Audiologists are professionals who specialize in evaluating and treating infants through adults who have hearing loss.

An audiologist

  • holds a graduate degree in audiology (master’s or doctorate),
  • has completed a clinical internship,
  • passed a comprehensive national standardized examination,
  • has professional credentials,
  • and is licensed in nearly every state.

Audiologists dispense and service hearing aids, administer tests of balance to evaluate dizziness and provide hearing and balance rehabilitation training.

Most people with hearing loss can benefit greatly from hearing aids. Our audiologists can advise you if they are recommended for your hearing loss. Hearing aids alone may not be an instant answer to your hearing problems. They should be part of a program of hearing rehabilitation that includes complete testing, careful counseling, instruction and follow-up visits.

Today’s hearing aids are much more complex (and potentially useful) than those that were available in the past. The new hearing aids are designed to allow close matching to each individual’s specific hearing loss.
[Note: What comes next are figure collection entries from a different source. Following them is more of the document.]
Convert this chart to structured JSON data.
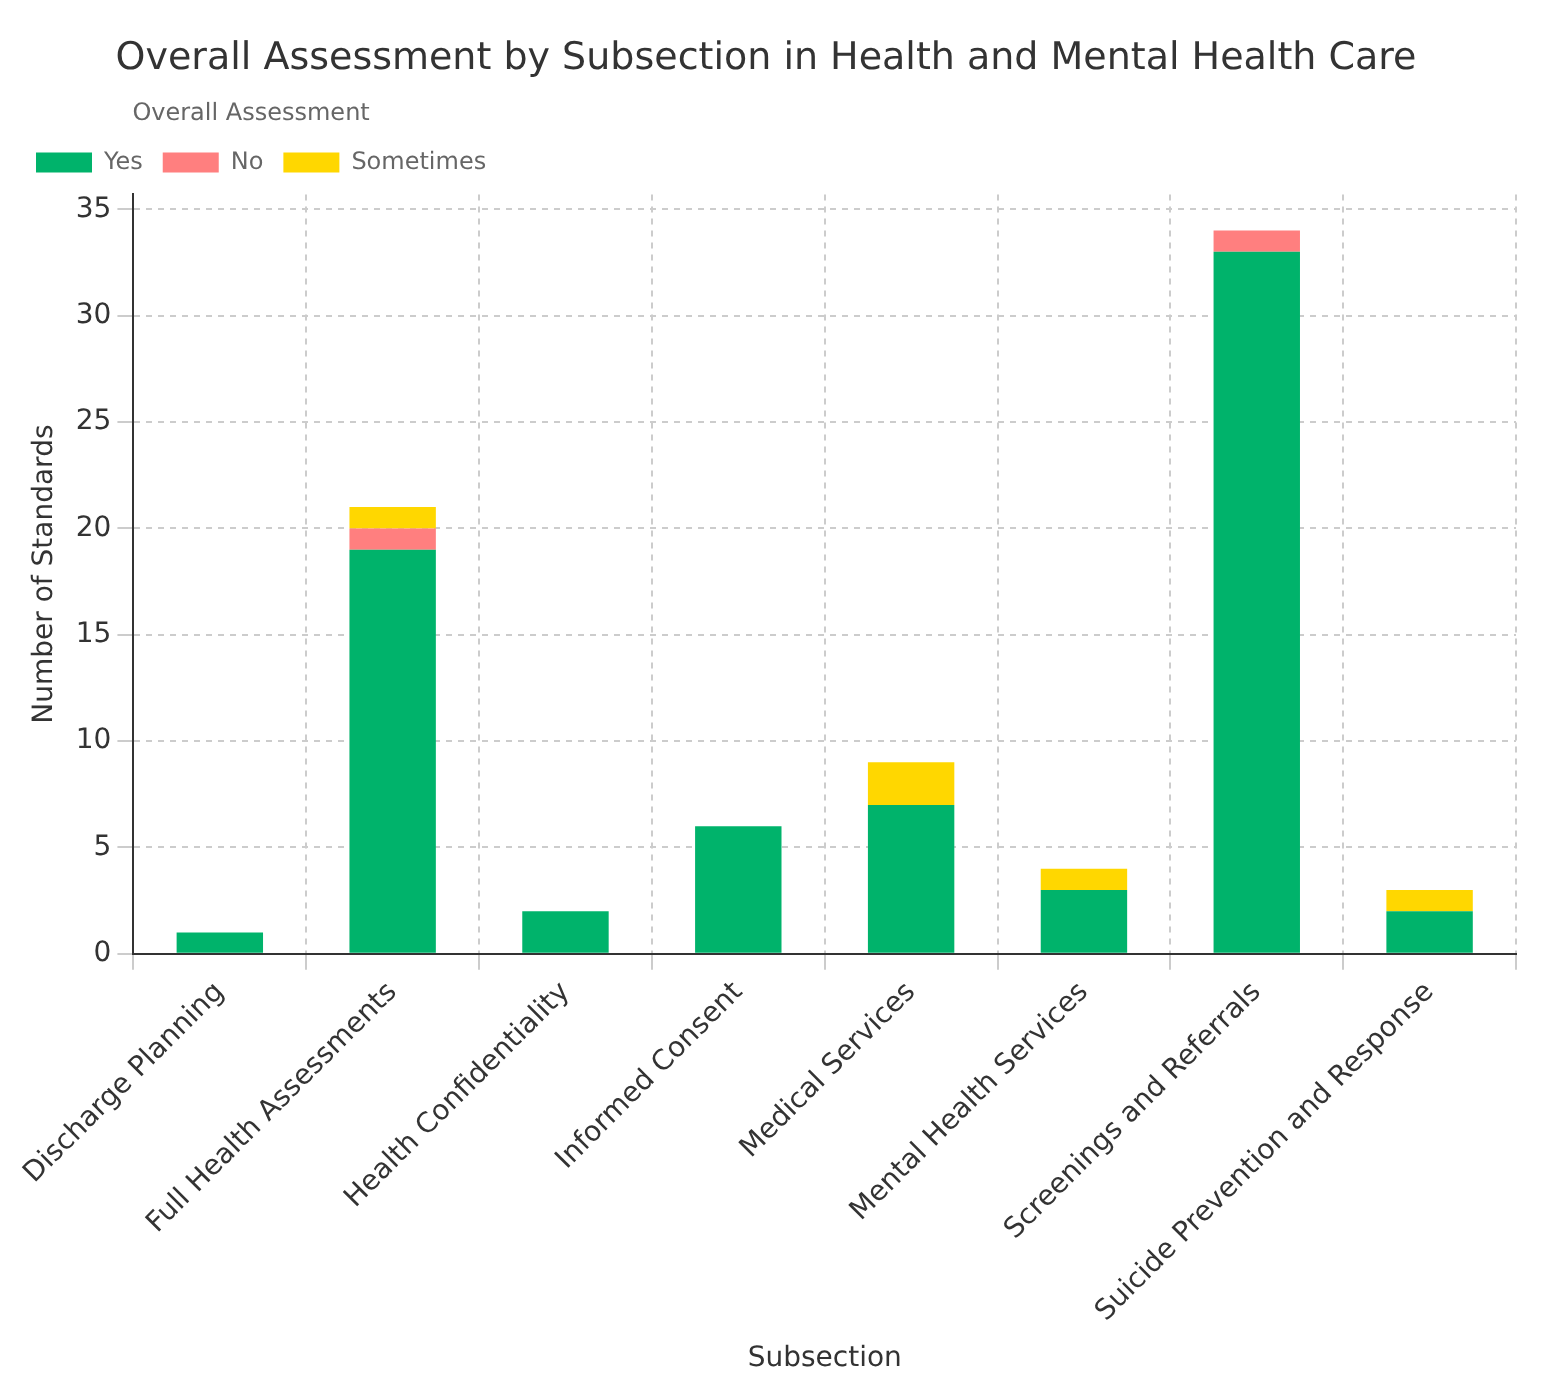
{
  "chart_data": {
    "type": "bar",
    "title": "Overall Assessment by Subsection in Health and Mental Health Care",
    "xlabel": "Subsection",
    "ylabel": "Number of Standards",
    "legend_title": "Overall Assessment",
    "categories": [
      "Discharge Planning",
      "Full Health Assessments",
      "Health Confidentiality",
      "Informed Consent",
      "Medical Services",
      "Mental Health Services",
      "Screenings and Referrals",
      "Suicide Prevention and Response"
    ],
    "series": [
      {
        "name": "Yes",
        "color": "#00b36b",
        "values": [
          1,
          19,
          2,
          6,
          7,
          3,
          33,
          2
        ]
      },
      {
        "name": "No",
        "color": "#ff7f7f",
        "values": [
          0,
          1,
          0,
          0,
          0,
          0,
          1,
          0
        ]
      },
      {
        "name": "Sometimes",
        "color": "#ffd700",
        "values": [
          0,
          1,
          0,
          0,
          2,
          1,
          0,
          1
        ]
      }
    ],
    "stacked": true,
    "ylim": [
      0,
      35.7
    ],
    "yticks": [
      0,
      5,
      10,
      15,
      20,
      25,
      30,
      35
    ],
    "grid": true,
    "legend": "top left"
  }
}
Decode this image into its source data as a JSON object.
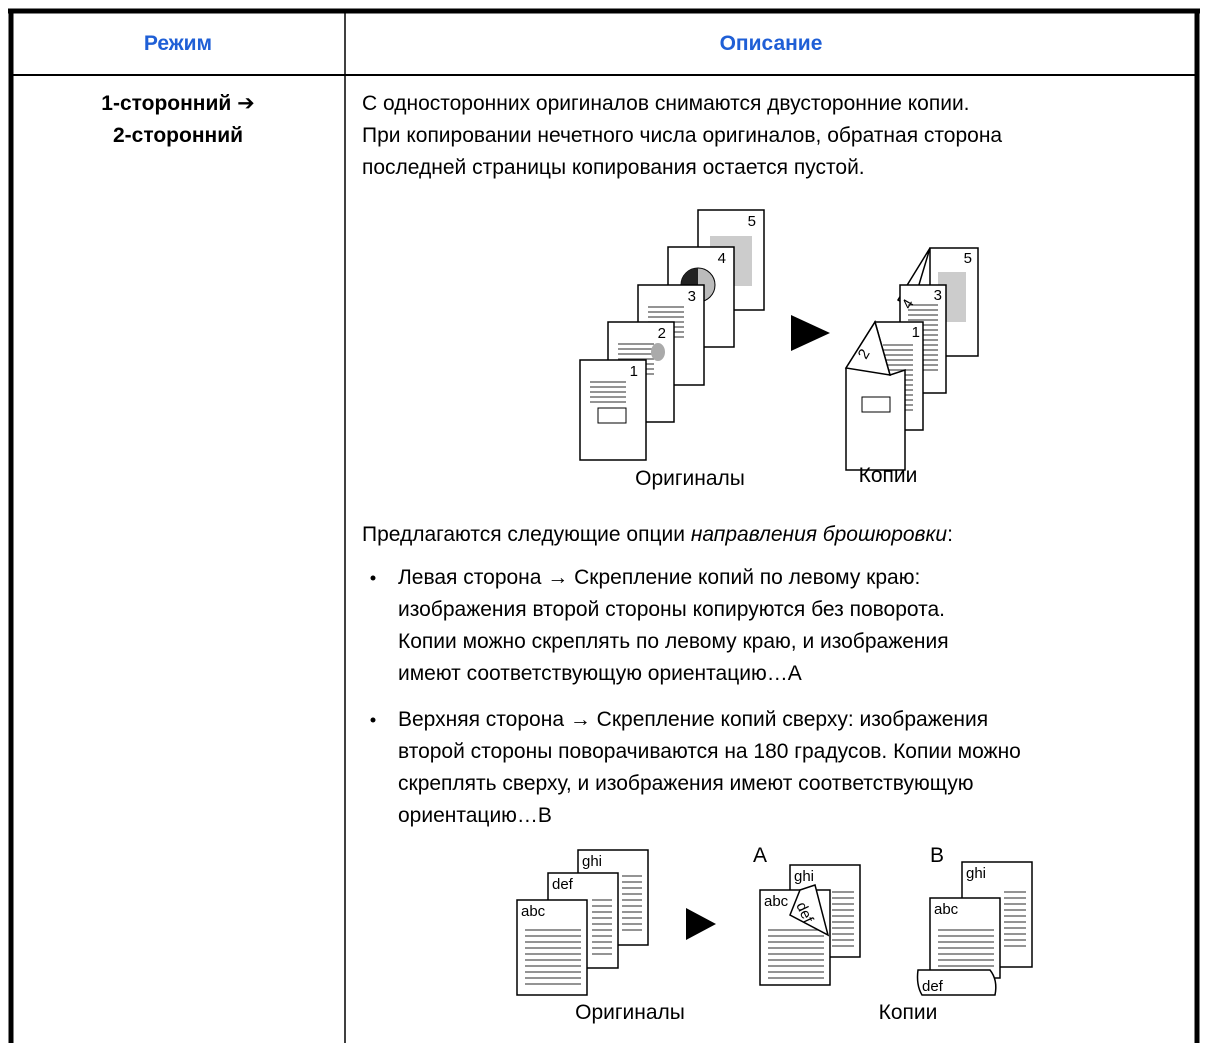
{
  "table": {
    "header": [
      "Режим",
      "Описание"
    ],
    "row": {
      "mode": [
        "1-сторонний ➔",
        "2-сторонний"
      ],
      "description": {
        "paragraph": [
          "С односторонних оригиналов снимаются двусторонние копии.",
          "При копировании нечетного числа оригиналов, обратная сторона",
          "последней страницы копирования остается пустой."
        ],
        "figure1": {
          "page_numbers": [
            "1",
            "2",
            "3",
            "4",
            "5"
          ],
          "originals_label": "Оригиналы",
          "copies_label": "Копии"
        },
        "intro": {
          "before": "Предлагаются следующие опции ",
          "italic": "направления брошюровки",
          "after": ":"
        },
        "bullets": [
          [
            "Левая сторона → Скрепление копий по левому краю:",
            "изображения второй стороны копируются без поворота.",
            "Копии можно скреплять по левому краю, и изображения",
            "имеют соответствующую ориентацию…A"
          ],
          [
            "Верхняя сторона → Скрепление копий сверху: изображения",
            "второй стороны поворачиваются на 180 градусов. Копии можно",
            "скреплять сверху, и изображения имеют соответствующую",
            "ориентацию…B"
          ]
        ],
        "figure2": {
          "page_texts": [
            "abc",
            "def",
            "ghi"
          ],
          "variant_a": "A",
          "variant_b": "B",
          "originals_label": "Оригиналы",
          "copies_label": "Копии"
        }
      }
    }
  }
}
Selecting the appropriate model in each case and setting it up correctly requires a complete understanding of your loss. This understanding, derived from years of highly specialized graduate-school training, forms the basis for proper diagnosis, and is what makes audiologists uniquely qualified hearing health care providers.
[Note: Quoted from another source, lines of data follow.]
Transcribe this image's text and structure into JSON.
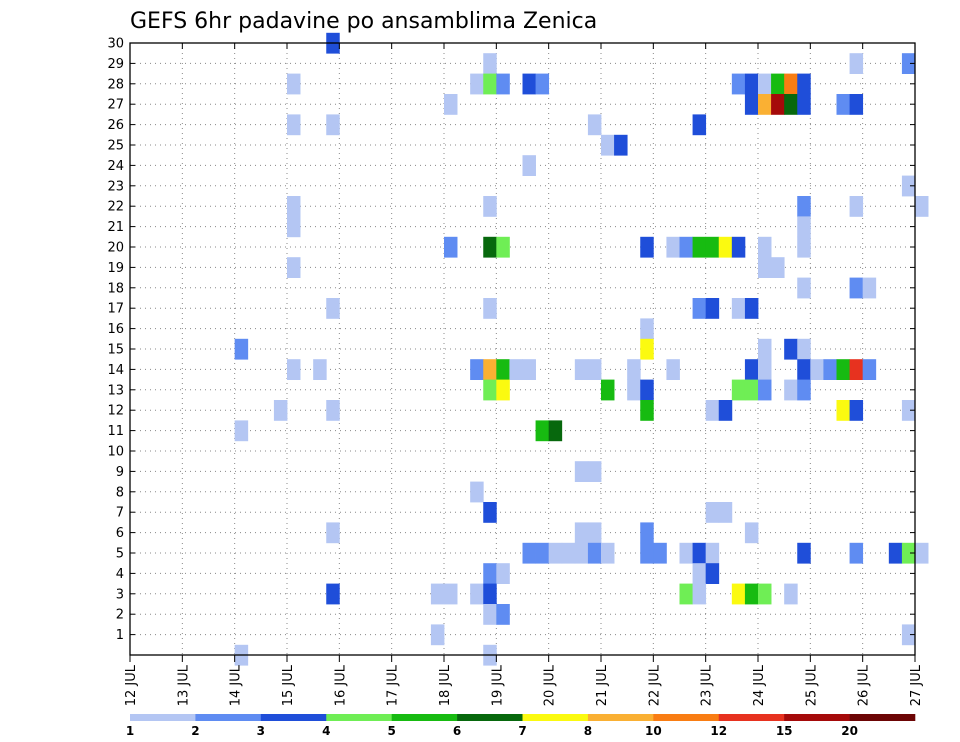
{
  "chart_data": {
    "type": "heatmap",
    "title": "GEFS 6hr padavine po ansamblima Zenica",
    "x_tick_labels": [
      "12 JUL",
      "13 JUL",
      "14 JUL",
      "15 JUL",
      "16 JUL",
      "17 JUL",
      "18 JUL",
      "19 JUL",
      "20 JUL",
      "21 JUL",
      "22 JUL",
      "23 JUL",
      "24 JUL",
      "25 JUL",
      "26 JUL",
      "27 JUL"
    ],
    "x_range_days": [
      0,
      15
    ],
    "y_tick_labels": [
      "1",
      "2",
      "3",
      "4",
      "5",
      "6",
      "7",
      "8",
      "9",
      "10",
      "11",
      "12",
      "13",
      "14",
      "15",
      "16",
      "17",
      "18",
      "19",
      "20",
      "21",
      "22",
      "23",
      "24",
      "25",
      "26",
      "27",
      "28",
      "29",
      "30"
    ],
    "y_range_members": [
      0,
      30
    ],
    "grid": true,
    "legend": {
      "placement": "bottom",
      "colors": [
        "#b4c6f3",
        "#5f8cf2",
        "#1f4ed9",
        "#6fee55",
        "#17bb11",
        "#07680d",
        "#fbfa10",
        "#fab033",
        "#f97d13",
        "#e7321f",
        "#a50a0a",
        "#6c0505"
      ],
      "labels": [
        "1",
        "2",
        "3",
        "4",
        "5",
        "6",
        "7",
        "8",
        "10",
        "12",
        "15",
        "20"
      ]
    },
    "cells": [
      [
        3.75,
        30,
        3
      ],
      [
        6.75,
        29,
        1
      ],
      [
        13.75,
        29,
        1
      ],
      [
        14.75,
        29,
        2
      ],
      [
        3,
        28,
        1
      ],
      [
        6.5,
        28,
        1
      ],
      [
        6.75,
        28,
        4
      ],
      [
        7,
        28,
        2
      ],
      [
        7.5,
        28,
        3
      ],
      [
        7.75,
        28,
        2
      ],
      [
        11.5,
        28,
        2
      ],
      [
        11.75,
        28,
        3
      ],
      [
        12,
        28,
        1
      ],
      [
        12.25,
        28,
        5
      ],
      [
        12.5,
        28,
        9
      ],
      [
        12.75,
        28,
        3
      ],
      [
        6,
        27,
        1
      ],
      [
        11.75,
        27,
        3
      ],
      [
        12,
        27,
        8
      ],
      [
        12.25,
        27,
        11
      ],
      [
        12.5,
        27,
        6
      ],
      [
        12.75,
        27,
        3
      ],
      [
        13.5,
        27,
        2
      ],
      [
        13.75,
        27,
        3
      ],
      [
        3,
        26,
        1
      ],
      [
        3.75,
        26,
        1
      ],
      [
        8.75,
        26,
        1
      ],
      [
        10.75,
        26,
        3
      ],
      [
        9,
        25,
        1
      ],
      [
        9.25,
        25,
        3
      ],
      [
        7.5,
        24,
        1
      ],
      [
        14.75,
        23,
        1
      ],
      [
        3,
        22,
        1
      ],
      [
        6.75,
        22,
        1
      ],
      [
        12.75,
        22,
        2
      ],
      [
        13.75,
        22,
        1
      ],
      [
        15,
        22,
        1
      ],
      [
        3,
        21,
        1
      ],
      [
        12.75,
        21,
        1
      ],
      [
        6,
        20,
        2
      ],
      [
        6.75,
        20,
        6
      ],
      [
        7,
        20,
        4
      ],
      [
        9.75,
        20,
        3
      ],
      [
        10.25,
        20,
        1
      ],
      [
        10.5,
        20,
        2
      ],
      [
        10.75,
        20,
        5
      ],
      [
        11,
        20,
        5
      ],
      [
        11.25,
        20,
        7
      ],
      [
        11.5,
        20,
        3
      ],
      [
        12,
        20,
        1
      ],
      [
        12.75,
        20,
        1
      ],
      [
        3,
        19,
        1
      ],
      [
        12,
        19,
        1
      ],
      [
        12.25,
        19,
        1
      ],
      [
        12.75,
        18,
        1
      ],
      [
        13.75,
        18,
        2
      ],
      [
        14,
        18,
        1
      ],
      [
        3.75,
        17,
        1
      ],
      [
        6.75,
        17,
        1
      ],
      [
        10.75,
        17,
        2
      ],
      [
        11,
        17,
        3
      ],
      [
        11.5,
        17,
        1
      ],
      [
        11.75,
        17,
        3
      ],
      [
        9.75,
        16,
        1
      ],
      [
        2,
        15,
        2
      ],
      [
        9.75,
        15,
        7
      ],
      [
        12,
        15,
        1
      ],
      [
        12.5,
        15,
        3
      ],
      [
        12.75,
        15,
        1
      ],
      [
        3,
        14,
        1
      ],
      [
        3.5,
        14,
        1
      ],
      [
        6.5,
        14,
        2
      ],
      [
        6.75,
        14,
        8
      ],
      [
        7,
        14,
        5
      ],
      [
        7.25,
        14,
        1
      ],
      [
        7.5,
        14,
        1
      ],
      [
        8.5,
        14,
        1
      ],
      [
        8.75,
        14,
        1
      ],
      [
        9.5,
        14,
        1
      ],
      [
        10.25,
        14,
        1
      ],
      [
        11.75,
        14,
        3
      ],
      [
        12,
        14,
        1
      ],
      [
        12.75,
        14,
        3
      ],
      [
        13,
        14,
        1
      ],
      [
        13.25,
        14,
        2
      ],
      [
        13.5,
        14,
        5
      ],
      [
        13.75,
        14,
        10
      ],
      [
        14,
        14,
        2
      ],
      [
        6.75,
        13,
        4
      ],
      [
        7,
        13,
        7
      ],
      [
        9,
        13,
        5
      ],
      [
        9.5,
        13,
        1
      ],
      [
        9.75,
        13,
        3
      ],
      [
        11.5,
        13,
        4
      ],
      [
        11.75,
        13,
        4
      ],
      [
        12,
        13,
        2
      ],
      [
        12.5,
        13,
        1
      ],
      [
        12.75,
        13,
        2
      ],
      [
        2.75,
        12,
        1
      ],
      [
        3.75,
        12,
        1
      ],
      [
        9.75,
        12,
        5
      ],
      [
        11,
        12,
        1
      ],
      [
        11.25,
        12,
        3
      ],
      [
        13.5,
        12,
        7
      ],
      [
        13.75,
        12,
        3
      ],
      [
        14.75,
        12,
        1
      ],
      [
        2,
        11,
        1
      ],
      [
        7.75,
        11,
        5
      ],
      [
        8,
        11,
        6
      ],
      [
        8.5,
        9,
        1
      ],
      [
        8.75,
        9,
        1
      ],
      [
        6.5,
        8,
        1
      ],
      [
        6.75,
        7,
        3
      ],
      [
        11,
        7,
        1
      ],
      [
        11.25,
        7,
        1
      ],
      [
        3.75,
        6,
        1
      ],
      [
        8.5,
        6,
        1
      ],
      [
        8.75,
        6,
        1
      ],
      [
        9.75,
        6,
        2
      ],
      [
        11.75,
        6,
        1
      ],
      [
        7.5,
        5,
        2
      ],
      [
        7.75,
        5,
        2
      ],
      [
        8,
        5,
        1
      ],
      [
        8.25,
        5,
        1
      ],
      [
        8.5,
        5,
        1
      ],
      [
        8.75,
        5,
        2
      ],
      [
        9,
        5,
        1
      ],
      [
        9.75,
        5,
        2
      ],
      [
        10,
        5,
        2
      ],
      [
        10.5,
        5,
        1
      ],
      [
        10.75,
        5,
        3
      ],
      [
        11,
        5,
        1
      ],
      [
        12.75,
        5,
        3
      ],
      [
        13.75,
        5,
        2
      ],
      [
        14.5,
        5,
        3
      ],
      [
        14.75,
        5,
        4
      ],
      [
        15,
        5,
        1
      ],
      [
        6.75,
        4,
        2
      ],
      [
        7,
        4,
        1
      ],
      [
        10.75,
        4,
        1
      ],
      [
        11,
        4,
        3
      ],
      [
        3.75,
        3,
        3
      ],
      [
        5.75,
        3,
        1
      ],
      [
        6,
        3,
        1
      ],
      [
        6.5,
        3,
        1
      ],
      [
        6.75,
        3,
        3
      ],
      [
        10.5,
        3,
        4
      ],
      [
        10.75,
        3,
        1
      ],
      [
        11.5,
        3,
        7
      ],
      [
        11.75,
        3,
        5
      ],
      [
        12,
        3,
        4
      ],
      [
        12.5,
        3,
        1
      ],
      [
        6.75,
        2,
        1
      ],
      [
        7,
        2,
        2
      ],
      [
        5.75,
        1,
        1
      ],
      [
        14.75,
        1,
        1
      ],
      [
        2,
        0,
        1
      ],
      [
        6.75,
        0,
        1
      ]
    ]
  }
}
Audiologists also specialize in counseling and rehabilitation. Expert counseling – before and after you obtain your aids – is vital to your success with hearing aids, as it takes time to adjust to amplification. Furthermore, there are many ways to improve the effectiveness of hearing aids. By choosing our audiologists as your hearing aid dispenser, you work with the experts for testing, fitting, and hearing rehabilitation guidance.